Last week Anna left the house at 7, and from 7-8 I was cruising.
Life was good, I had this under control...no problem.
I had Anders in bed, and was telling him a story, simultaneously I was holding a sleeping baby.
Jakob woke up at 8pm.
Crying.
Anders was not asleep.
I left Anders room to try to get Jakob settled, but I had no luck.
Jakob was beside himself.
Anders switched on the light, got out of bed, and started crying himself.
I had 2 screaming kids.
Anders moved to the gate at the top of the stairs to wail and kick it with his feet while crying for Anna.
Jakob was wailing too.
I had no milk for Jakob b/c Anna hadn't started pumping yet.
After 30 minutes of crying I put in a Winnie the Pooh video for Anders.
Jakob cried until 9:10 when Anna came home.
I cried until 10.
So, it felt like a majordisaster. My nerves were shot, I was wiped out after a long day, and simply put, baby crying really stresses me out.
You'd think I'd have learned.
Tonight. Round two.
Anna left at 7. I had a bottle.
Jakob slept until 8 and then right at the moment Anders really should be falling asleep, Jakob woke up crying for milk. But I had some this time. I still had to leave Anders room, go down, heat it, come back up, but by this time both boys were crying all over again.

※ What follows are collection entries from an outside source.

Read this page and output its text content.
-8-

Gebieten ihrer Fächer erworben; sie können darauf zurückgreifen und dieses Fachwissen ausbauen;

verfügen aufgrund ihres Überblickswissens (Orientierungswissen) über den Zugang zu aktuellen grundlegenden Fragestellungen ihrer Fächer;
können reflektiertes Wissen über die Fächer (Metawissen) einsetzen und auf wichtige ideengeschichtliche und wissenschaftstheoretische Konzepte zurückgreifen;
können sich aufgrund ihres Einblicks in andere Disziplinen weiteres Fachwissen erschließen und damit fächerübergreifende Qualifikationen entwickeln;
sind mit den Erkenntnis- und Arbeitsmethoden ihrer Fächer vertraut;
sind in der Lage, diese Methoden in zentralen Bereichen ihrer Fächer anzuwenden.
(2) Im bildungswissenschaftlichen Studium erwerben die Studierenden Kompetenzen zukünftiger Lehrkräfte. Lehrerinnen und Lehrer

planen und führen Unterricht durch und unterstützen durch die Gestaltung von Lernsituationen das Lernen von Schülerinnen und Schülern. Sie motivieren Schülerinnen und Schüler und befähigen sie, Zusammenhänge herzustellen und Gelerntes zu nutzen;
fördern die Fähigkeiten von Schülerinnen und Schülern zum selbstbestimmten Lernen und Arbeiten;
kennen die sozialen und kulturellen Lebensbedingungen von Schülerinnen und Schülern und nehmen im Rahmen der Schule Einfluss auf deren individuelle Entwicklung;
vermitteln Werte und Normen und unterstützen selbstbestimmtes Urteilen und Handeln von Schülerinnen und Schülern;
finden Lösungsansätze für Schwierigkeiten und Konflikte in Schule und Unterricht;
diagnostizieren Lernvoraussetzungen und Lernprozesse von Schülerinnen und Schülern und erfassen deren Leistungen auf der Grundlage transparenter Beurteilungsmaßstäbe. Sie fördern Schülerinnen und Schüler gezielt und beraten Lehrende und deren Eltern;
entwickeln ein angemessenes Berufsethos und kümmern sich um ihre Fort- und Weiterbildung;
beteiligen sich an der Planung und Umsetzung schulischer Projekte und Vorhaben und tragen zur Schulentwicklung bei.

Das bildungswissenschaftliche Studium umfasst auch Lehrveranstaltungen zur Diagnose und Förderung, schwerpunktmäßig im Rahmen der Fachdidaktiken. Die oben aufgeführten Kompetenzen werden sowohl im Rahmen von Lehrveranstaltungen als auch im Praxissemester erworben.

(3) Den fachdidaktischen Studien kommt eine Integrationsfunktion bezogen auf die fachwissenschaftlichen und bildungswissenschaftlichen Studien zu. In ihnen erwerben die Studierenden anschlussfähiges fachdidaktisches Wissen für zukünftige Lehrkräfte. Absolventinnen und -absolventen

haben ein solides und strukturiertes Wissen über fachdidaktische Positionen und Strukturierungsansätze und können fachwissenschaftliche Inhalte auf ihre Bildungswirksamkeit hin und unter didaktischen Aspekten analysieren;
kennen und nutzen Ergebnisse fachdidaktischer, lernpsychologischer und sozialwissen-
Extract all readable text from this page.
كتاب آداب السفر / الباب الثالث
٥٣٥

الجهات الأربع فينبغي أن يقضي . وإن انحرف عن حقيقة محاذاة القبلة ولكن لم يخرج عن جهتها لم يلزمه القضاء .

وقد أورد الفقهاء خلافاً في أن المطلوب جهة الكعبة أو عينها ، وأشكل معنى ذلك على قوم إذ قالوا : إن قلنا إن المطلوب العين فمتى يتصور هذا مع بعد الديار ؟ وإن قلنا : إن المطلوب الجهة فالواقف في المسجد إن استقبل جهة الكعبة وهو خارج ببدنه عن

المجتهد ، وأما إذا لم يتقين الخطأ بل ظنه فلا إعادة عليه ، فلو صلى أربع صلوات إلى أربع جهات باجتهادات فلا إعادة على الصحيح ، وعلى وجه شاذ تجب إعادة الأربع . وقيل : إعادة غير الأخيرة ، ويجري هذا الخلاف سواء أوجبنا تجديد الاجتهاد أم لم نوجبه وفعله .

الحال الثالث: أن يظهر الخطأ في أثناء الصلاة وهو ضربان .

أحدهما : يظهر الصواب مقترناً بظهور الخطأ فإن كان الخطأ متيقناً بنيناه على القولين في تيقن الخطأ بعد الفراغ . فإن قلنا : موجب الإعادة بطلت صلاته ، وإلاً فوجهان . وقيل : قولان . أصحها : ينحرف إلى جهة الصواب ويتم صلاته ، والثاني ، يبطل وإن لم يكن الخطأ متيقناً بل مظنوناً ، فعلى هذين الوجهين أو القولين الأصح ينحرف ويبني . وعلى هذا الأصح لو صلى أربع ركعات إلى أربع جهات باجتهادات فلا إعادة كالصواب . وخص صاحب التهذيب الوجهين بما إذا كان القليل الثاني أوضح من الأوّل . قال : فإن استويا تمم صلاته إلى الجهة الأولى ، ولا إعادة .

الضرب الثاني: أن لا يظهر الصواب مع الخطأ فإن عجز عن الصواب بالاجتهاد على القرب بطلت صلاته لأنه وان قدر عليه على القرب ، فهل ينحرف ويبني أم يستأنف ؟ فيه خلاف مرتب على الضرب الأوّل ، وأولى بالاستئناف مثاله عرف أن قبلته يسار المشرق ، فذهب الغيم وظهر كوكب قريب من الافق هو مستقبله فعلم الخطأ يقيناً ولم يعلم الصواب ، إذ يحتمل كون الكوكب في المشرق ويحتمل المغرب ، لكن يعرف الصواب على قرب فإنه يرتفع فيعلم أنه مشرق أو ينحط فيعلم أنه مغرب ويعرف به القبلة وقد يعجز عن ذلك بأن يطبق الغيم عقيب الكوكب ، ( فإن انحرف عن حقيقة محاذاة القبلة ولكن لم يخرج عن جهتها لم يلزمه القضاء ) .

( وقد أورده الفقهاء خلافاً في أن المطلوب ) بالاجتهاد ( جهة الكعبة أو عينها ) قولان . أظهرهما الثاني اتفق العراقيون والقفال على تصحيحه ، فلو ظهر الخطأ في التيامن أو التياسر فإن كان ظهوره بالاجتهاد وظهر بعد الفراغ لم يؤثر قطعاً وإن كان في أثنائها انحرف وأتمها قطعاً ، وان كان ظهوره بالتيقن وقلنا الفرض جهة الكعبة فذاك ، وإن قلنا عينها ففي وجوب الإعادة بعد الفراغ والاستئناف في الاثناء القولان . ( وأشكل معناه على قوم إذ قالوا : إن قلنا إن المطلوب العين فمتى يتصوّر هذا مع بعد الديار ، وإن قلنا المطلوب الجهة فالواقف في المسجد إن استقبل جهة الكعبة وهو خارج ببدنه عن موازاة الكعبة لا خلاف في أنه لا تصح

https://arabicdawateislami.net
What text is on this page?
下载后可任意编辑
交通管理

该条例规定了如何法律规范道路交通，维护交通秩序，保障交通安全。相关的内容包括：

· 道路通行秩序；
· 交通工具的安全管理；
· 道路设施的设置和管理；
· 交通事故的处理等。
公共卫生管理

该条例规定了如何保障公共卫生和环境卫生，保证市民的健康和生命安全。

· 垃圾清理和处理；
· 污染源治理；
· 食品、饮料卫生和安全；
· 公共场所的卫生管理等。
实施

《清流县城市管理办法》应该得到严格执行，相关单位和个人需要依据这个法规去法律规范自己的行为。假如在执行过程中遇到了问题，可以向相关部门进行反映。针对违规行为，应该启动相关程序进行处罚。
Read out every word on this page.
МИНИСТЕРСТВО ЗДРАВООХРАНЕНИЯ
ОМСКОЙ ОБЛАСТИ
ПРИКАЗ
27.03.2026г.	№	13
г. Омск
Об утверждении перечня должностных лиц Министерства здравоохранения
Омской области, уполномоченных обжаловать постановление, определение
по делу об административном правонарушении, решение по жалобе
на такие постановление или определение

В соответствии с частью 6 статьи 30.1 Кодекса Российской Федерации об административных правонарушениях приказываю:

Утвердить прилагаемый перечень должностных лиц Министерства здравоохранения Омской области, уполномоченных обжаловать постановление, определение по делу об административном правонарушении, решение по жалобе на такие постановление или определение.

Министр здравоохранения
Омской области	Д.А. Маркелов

Needless to say it really didn't get any better. Anna came home at 9.
My patience was gone, my fatigue was amplified, my good humor was erased.
I was not pleasant or a good partner when Anna came home.
I am not doing this again at bedtime.
At this point I consider myself a lousy parent of two kids when I am the only one attending to them, and it's bedtime, and I am not the nursing mother. I feel like a total failure.